My title is tongue-in-cheek because I hardly think my previous reading habits were sinful, though very limited in scope. Unless you imagine missing out on many great works of literature is sinful. If so, I was definitely living a life of bookish sin.
A theology major once amused me by saying he couldn’t imagine reading fiction when there were theology books to read.
Bless his heart.
Yet, I could relate to his sentiments.
If you go back to my post-high school days, you will find a very earnest, and very serious soul. At least, in regard to my reading life. I limited myself to rich books on theology, devotional books, books on the Christian life, biographies mainly of Christian heroes, and, for “fun,” classic novels such as those written by Fyodor Dostoevsky and some history books too.
I don’t have regrets about those years of reading because I learned much, and read excellent books while bypassing potentially fluffy books. (I take that back, some of the books I read on Christian living were drivel, but that’s a story for another day.) What I did learn was that I was only reading a tiny fraction of good books by so limiting myself. I also learned that I was going to turn into a book snob that wasn’t even well-read. An unfortunate combination in my opinion.
So what changed?
At 21, I was newly married, pregnant with our first, and gloriously happy when we then found out our firstborn had a life-threatening heart defect. I don’t remember being able to concentrate on many books during the rest of her pregnancy. After she was born, my husband and I ended up bringing books to read in the NICU. It was then I really relearned to value the beautiful books – many from my childhood – that weren’t necessarily considered deep or soul changing. But they were nevertheless valuable not only because they entertained, but because they gave a little sliver of beauty that was true to life. I’m thinking of books such as Little Women by Alcott, or the Anne of Green Gables series.
These were soothing, hope-filled books that gave me some comfort and peace during a very stressful time. I learned then that my reading life didn’t always have to be grappling with the hardest questions through fiction (such as Dostoevsky’s amazing works), or be expanding my theological knowledge. I discovered that I could read some books simply because I liked them. Later I would find other series that fed my soul with the lovely things in life. One that comes to mind is the Miss Read series.
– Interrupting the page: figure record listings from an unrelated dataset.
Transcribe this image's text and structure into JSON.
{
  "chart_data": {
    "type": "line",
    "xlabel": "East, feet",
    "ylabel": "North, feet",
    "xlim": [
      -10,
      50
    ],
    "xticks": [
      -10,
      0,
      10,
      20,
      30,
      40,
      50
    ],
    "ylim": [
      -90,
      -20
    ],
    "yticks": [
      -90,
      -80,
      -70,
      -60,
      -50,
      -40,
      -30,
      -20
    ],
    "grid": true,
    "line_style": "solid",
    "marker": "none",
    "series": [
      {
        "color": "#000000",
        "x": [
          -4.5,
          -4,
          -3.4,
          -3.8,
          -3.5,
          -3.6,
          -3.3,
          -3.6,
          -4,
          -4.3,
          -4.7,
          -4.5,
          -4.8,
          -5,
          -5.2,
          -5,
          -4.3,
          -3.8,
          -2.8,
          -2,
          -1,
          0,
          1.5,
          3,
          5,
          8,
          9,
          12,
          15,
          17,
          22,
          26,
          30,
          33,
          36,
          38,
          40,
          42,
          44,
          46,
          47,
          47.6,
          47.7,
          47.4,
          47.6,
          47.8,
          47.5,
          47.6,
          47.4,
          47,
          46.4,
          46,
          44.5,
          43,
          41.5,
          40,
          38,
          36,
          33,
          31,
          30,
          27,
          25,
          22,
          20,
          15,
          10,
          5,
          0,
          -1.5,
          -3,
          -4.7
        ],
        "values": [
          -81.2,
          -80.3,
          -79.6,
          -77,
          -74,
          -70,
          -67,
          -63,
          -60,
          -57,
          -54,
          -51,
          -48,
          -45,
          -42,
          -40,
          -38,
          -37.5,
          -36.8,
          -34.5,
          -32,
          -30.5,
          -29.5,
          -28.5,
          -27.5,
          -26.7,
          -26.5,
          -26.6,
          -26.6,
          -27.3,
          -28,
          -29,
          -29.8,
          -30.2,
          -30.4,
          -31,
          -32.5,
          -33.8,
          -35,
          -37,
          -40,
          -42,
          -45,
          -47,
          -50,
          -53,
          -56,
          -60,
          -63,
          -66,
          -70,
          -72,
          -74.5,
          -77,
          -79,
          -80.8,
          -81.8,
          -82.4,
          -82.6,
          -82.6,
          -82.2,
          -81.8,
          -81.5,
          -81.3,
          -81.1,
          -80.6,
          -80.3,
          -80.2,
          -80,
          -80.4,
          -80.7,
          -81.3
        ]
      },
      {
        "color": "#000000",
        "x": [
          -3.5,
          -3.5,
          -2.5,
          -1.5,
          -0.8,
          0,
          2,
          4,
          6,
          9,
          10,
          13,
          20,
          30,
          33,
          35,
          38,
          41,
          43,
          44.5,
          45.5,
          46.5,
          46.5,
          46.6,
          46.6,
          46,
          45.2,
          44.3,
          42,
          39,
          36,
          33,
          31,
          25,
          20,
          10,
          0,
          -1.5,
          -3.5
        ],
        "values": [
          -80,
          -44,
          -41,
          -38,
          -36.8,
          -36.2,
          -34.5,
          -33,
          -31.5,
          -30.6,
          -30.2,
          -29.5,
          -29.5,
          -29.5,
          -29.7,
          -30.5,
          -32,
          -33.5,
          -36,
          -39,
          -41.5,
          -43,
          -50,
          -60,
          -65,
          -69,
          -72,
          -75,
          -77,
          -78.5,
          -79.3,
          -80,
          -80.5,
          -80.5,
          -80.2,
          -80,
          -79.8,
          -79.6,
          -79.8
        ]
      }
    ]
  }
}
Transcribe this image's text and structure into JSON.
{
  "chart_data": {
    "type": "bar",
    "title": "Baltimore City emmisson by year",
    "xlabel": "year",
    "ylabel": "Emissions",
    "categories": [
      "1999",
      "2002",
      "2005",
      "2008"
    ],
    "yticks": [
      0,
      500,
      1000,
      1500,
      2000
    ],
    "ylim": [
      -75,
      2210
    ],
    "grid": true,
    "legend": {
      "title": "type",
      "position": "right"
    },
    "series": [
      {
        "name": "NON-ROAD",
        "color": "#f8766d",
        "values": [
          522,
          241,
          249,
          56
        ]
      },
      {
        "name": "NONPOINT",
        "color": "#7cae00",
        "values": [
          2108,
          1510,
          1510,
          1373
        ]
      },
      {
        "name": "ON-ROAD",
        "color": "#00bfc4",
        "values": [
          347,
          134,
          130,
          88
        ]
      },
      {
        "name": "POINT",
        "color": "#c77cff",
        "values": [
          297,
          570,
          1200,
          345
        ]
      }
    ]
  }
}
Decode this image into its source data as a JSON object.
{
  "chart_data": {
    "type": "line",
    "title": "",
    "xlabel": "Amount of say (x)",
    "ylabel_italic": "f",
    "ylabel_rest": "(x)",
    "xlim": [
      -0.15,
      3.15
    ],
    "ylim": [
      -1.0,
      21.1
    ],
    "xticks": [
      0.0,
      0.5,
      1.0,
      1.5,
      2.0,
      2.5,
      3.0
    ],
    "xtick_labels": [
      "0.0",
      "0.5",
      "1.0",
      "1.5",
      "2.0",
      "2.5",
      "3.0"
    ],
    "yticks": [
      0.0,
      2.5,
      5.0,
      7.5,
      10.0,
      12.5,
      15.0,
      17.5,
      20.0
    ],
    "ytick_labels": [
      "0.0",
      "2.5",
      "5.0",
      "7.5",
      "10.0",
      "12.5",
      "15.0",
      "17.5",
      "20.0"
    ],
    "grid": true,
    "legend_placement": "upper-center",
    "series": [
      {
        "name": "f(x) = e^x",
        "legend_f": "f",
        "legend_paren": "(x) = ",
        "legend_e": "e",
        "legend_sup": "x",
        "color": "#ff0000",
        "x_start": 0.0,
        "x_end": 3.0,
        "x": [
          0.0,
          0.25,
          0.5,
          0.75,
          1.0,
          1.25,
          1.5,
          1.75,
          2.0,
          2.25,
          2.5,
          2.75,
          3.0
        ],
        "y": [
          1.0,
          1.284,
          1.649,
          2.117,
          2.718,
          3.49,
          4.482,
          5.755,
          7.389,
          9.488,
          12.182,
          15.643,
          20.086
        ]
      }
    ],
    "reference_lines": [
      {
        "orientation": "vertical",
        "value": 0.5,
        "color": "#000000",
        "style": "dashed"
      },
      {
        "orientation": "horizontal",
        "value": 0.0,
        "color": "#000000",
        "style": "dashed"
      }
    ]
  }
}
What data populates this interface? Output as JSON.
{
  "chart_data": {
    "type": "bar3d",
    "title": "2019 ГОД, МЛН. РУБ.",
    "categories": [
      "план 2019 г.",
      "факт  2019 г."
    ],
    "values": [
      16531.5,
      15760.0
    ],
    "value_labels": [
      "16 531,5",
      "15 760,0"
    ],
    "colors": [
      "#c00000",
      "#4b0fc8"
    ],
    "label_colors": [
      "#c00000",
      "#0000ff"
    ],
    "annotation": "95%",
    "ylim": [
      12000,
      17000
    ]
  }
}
They are thoughtful works and are certainly not mindless. But they aren’t stressful or hard to read when life is already stressful and hard. More recently, I was introduced to Jayber Crow by Wendell Berry. It addresses hard topics while still being a soothing and peaceful read.
So through my own sorrow and suffering, I learned to delight in books that didn’t center themselves on grief and pain.
Eventually, in a hard swing to the other side, I learned to value books that didn’t have easy endings, simplistic wrap-ups, and apparent good guys/bad guys characters. As I continued to grapple with the brokenness of this world, I took a deep breath and plunged into reading some of the fiction I would never have picked up before. Flannery O’Connor is one example. Her work is disturbing, her characters are completely unlikeable, and they give only the worst impression of humankind. And yet, her stories are firmly centered on God’s redemptive power. She overwhelms you with the debasement of human nature, and then, sometimes so subtly it’s hard to see, she plants a glimmer of God’s grace in even the worst of circumstances and in the worst of people.
To tell you the truth, her fiction changed my world because I read them when I was deeply discouraged about the problems – big and petty – that haunted our communities. I didn’t want someone to tell me pretty stories. I wanted to really chew on what it meant for humans to be so often disappointing and even horrifying. Her works break open human depravity with relish, yet show God’s grace despite it all. It was an important message – a message I would have missed if I kept to my strict reading restrictions.
During that same time period, I got over my more puritanical views on what was appropriate to read. I was finally willing to give some excellent, but non-Christian writers, the chance they deserved. I did find books where I had to skip large sections or stop reading because I found them offensive or unhelpful to read. But I also discovered rich works that gave valuable insight into human nature with a fearlessness that many Christian writers have a hard time achieving. Side note: Not every book has to have a Hallmark ending.
To my delight, I also discovered an unexpected richness in middle-grade books. My husband read the entire Harry Potter Series to me since neither of us had read them when younger (did I mention my strict reading habits from the past?). We not only enjoyed them immensely but found the deeper themes of the work satisfying to our souls. Wonder by R. J. Palacio, Chains by Laurie Halse Anderson, and Brown Girl Dreaming by Jacqueline Woodson are other books that come to mind from this genre.
If there is a theme to the changes in my reading life, it is this: I became more well-read, and my reading life was richer and more valuable because of it.
I limited my reading because I wanted to be a faithful Christian in my reading life. But to my surprise, I’ve found that reading widely has helped me be a better Christian because it has helped me understand others better.
I will always read theological works, biographies, and beloved classic works from the past (Jane Austen remains one of my favorites). But my life is all the richer for adding other books in as well.